When developers work closely with customers — hearing their language, sitting in on support calls, understanding what frustrates them — the code tends to reflect customer reality faithfully. Naming stays close to the domain. Workflows map to what people actually do. Knowledge extracted from that codebase is reasonably trustworthy.

When developers are held at a distance — buffered by product management layers, requirements translated through multiple handoffs, process assumptions that serve the org chart more than the user — the code reflects the organization’s understanding of the customer. Which may have diverged considerably. Naming drifts toward internal jargon. Workflows encode organizational process, not user behavior.

I saw this pattern over and over in consulting engagements. The teams closest to their customers wrote code I could read and immediately understand who it was for. The teams furthest away wrote code that made perfect sense internally but mapped to a customer that didn’t quite exist — an idealized composite that had drifted from anyone real.

The greater this distance, the more cross-referencing against other sources is required — product docs, support tickets, customer research, analytics, marketing materials. Each additional source constrains the inference space. And this is exactly the kind of cross-referencing that no human will do manually. Who’s going to walk the correlations between a codebase’s entity model, the support team’s ticket taxonomy, the product team’s roadmap language, and the marketing site’s persona descriptions? That volume of bookkeeping is what these tools are actually good at.

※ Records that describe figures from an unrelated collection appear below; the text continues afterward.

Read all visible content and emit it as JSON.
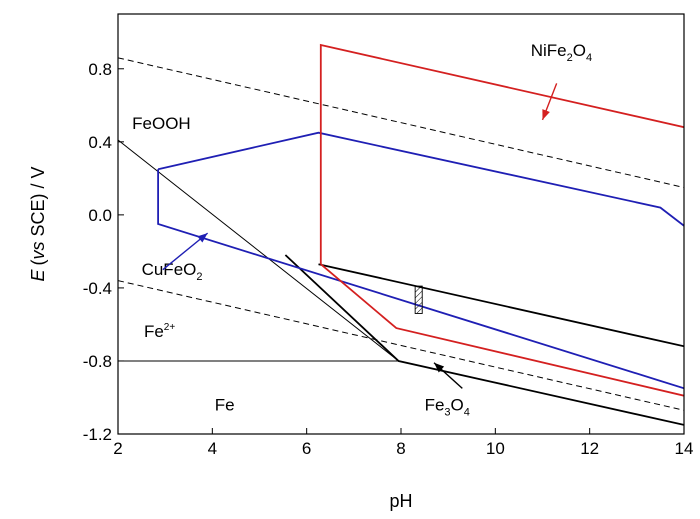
{
  "chart_data": {
    "type": "line",
    "title": "",
    "xlabel": "pH",
    "ylabel": {
      "italic": "E",
      "mid_italic": "vs",
      "pre": "(",
      "post": " SCE) / V"
    },
    "xlim": [
      2,
      14
    ],
    "ylim": [
      -1.2,
      1.1
    ],
    "xticks": [
      2,
      4,
      6,
      8,
      10,
      12,
      14
    ],
    "xtick_labels": [
      "2",
      "4",
      "6",
      "8",
      "10",
      "12",
      "14"
    ],
    "yticks": [
      -1.2,
      -0.8,
      -0.4,
      0.0,
      0.4,
      0.8
    ],
    "ytick_labels": [
      "-1.2",
      "-0.8",
      "-0.4",
      "0.0",
      "0.4",
      "0.8"
    ],
    "grid": false,
    "colors": {
      "black": "#000000",
      "blue": "#1f1fb4",
      "red": "#d42020",
      "dash": "#000000"
    },
    "series": [
      {
        "color": "black",
        "width": 1.0,
        "dash": "6,4",
        "points": [
          [
            2,
            0.86
          ],
          [
            14,
            0.15
          ]
        ]
      },
      {
        "color": "black",
        "width": 1.0,
        "dash": "6,4",
        "points": [
          [
            2,
            -0.36
          ],
          [
            14,
            -1.07
          ]
        ]
      },
      {
        "color": "black",
        "width": 1.0,
        "dash": "",
        "points": [
          [
            2,
            0.41
          ],
          [
            7.95,
            -0.8
          ]
        ]
      },
      {
        "color": "black",
        "width": 1.0,
        "dash": "",
        "points": [
          [
            2,
            -0.8
          ],
          [
            7.95,
            -0.8
          ]
        ]
      },
      {
        "color": "black",
        "width": 1.8,
        "dash": "",
        "points": [
          [
            5.55,
            -0.22
          ],
          [
            7.95,
            -0.8
          ],
          [
            14,
            -1.15
          ]
        ]
      },
      {
        "color": "black",
        "width": 1.8,
        "dash": "",
        "points": [
          [
            6.25,
            -0.27
          ],
          [
            14,
            -0.72
          ]
        ]
      },
      {
        "color": "blue",
        "width": 1.8,
        "dash": "",
        "points": [
          [
            2.85,
            0.25
          ],
          [
            6.25,
            0.45
          ],
          [
            13.5,
            0.04
          ],
          [
            14,
            -0.06
          ]
        ]
      },
      {
        "color": "blue",
        "width": 1.8,
        "dash": "",
        "points": [
          [
            2.85,
            0.25
          ],
          [
            2.85,
            -0.05
          ],
          [
            14,
            -0.95
          ]
        ]
      },
      {
        "color": "red",
        "width": 1.8,
        "dash": "",
        "points": [
          [
            6.3,
            -0.27
          ],
          [
            6.3,
            0.93
          ],
          [
            14,
            0.48
          ]
        ]
      },
      {
        "color": "red",
        "width": 1.8,
        "dash": "",
        "points": [
          [
            6.3,
            -0.27
          ],
          [
            7.9,
            -0.62
          ],
          [
            14,
            -0.99
          ]
        ]
      }
    ],
    "hatched_box": {
      "x": [
        8.3,
        8.45
      ],
      "y": [
        -0.54,
        -0.39
      ]
    },
    "labels": [
      {
        "id": "feooh",
        "parts": [
          {
            "t": "FeOOH"
          }
        ],
        "color": "black",
        "x": 2.3,
        "y": 0.47
      },
      {
        "id": "fe2plus",
        "parts": [
          {
            "t": "Fe"
          },
          {
            "t": "2+",
            "sup": true
          }
        ],
        "color": "black",
        "x": 2.55,
        "y": -0.67
      },
      {
        "id": "fe",
        "parts": [
          {
            "t": "Fe"
          }
        ],
        "color": "black",
        "x": 4.05,
        "y": -1.07
      },
      {
        "id": "cufeo2",
        "parts": [
          {
            "t": "CuFeO"
          },
          {
            "t": "2",
            "sub": true
          }
        ],
        "color": "blue",
        "x": 2.5,
        "y": -0.33
      },
      {
        "id": "nife2o4",
        "parts": [
          {
            "t": "NiFe"
          },
          {
            "t": "2",
            "sub": true
          },
          {
            "t": "O"
          },
          {
            "t": "4",
            "sub": true
          }
        ],
        "color": "red",
        "x": 10.75,
        "y": 0.87
      },
      {
        "id": "fe3o4",
        "parts": [
          {
            "t": "Fe"
          },
          {
            "t": "3",
            "sub": true
          },
          {
            "t": "O"
          },
          {
            "t": "4",
            "sub": true
          }
        ],
        "color": "black",
        "x": 8.5,
        "y": -1.07
      }
    ],
    "arrows": [
      {
        "color": "blue",
        "from": [
          2.95,
          -0.3
        ],
        "to": [
          3.9,
          -0.1
        ]
      },
      {
        "color": "red",
        "from": [
          11.3,
          0.72
        ],
        "to": [
          11.0,
          0.52
        ]
      },
      {
        "color": "black",
        "from": [
          9.3,
          -0.95
        ],
        "to": [
          8.7,
          -0.81
        ]
      }
    ]
  }
}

Organizational distance makes accurate extraction harder. But it makes the case for doing it stronger, not weaker.

Drift as Diagnostic

Here’s the part I find most useful: the drift itself is a finding.

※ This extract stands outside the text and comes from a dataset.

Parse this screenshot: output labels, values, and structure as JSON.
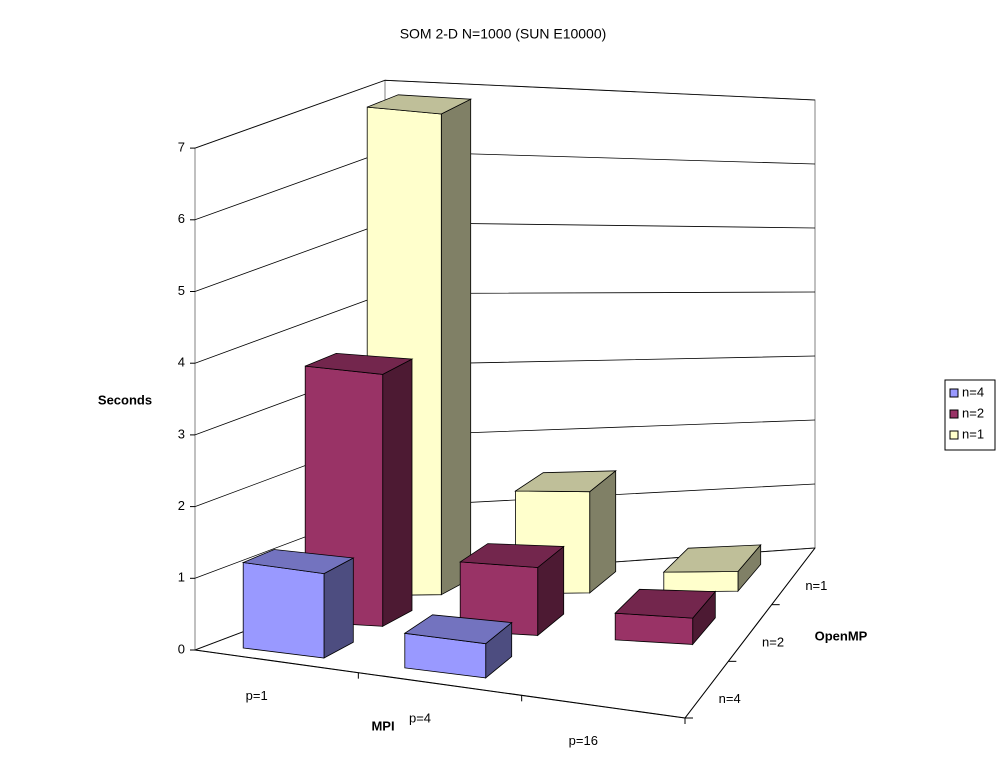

When extracted knowledge diverges significantly from what other sources say, that divergence is diagnostic. A codebase that models three user types when the support team talks about seven is telling you something important — not about the code, but about the organization. It’s revealing where the internal model has separated from customer reality.

We tend to treat these divergences as bugs to fix. They’re more useful as maps. The gap between what the code believes and what the customers experience is a map of organizational blind spots — and making that gap visible is the precondition for doing anything about it.

Where the extraction itself is uncertain — where the agent can read the code but can’t confidently infer what it means — the uncertainty is a signal too. It usually points at the places where knowledge has been lost: the original developers are gone, the domain has shifted, or the code was written to satisfy an organizational requirement rather than a customer need.

Code encodes the decisions that were made, not necessarily the decisions that should have been made. Making those decisions visible — and seeing clearly where they’ve diverged from the world they were meant to serve — is where the real work begins.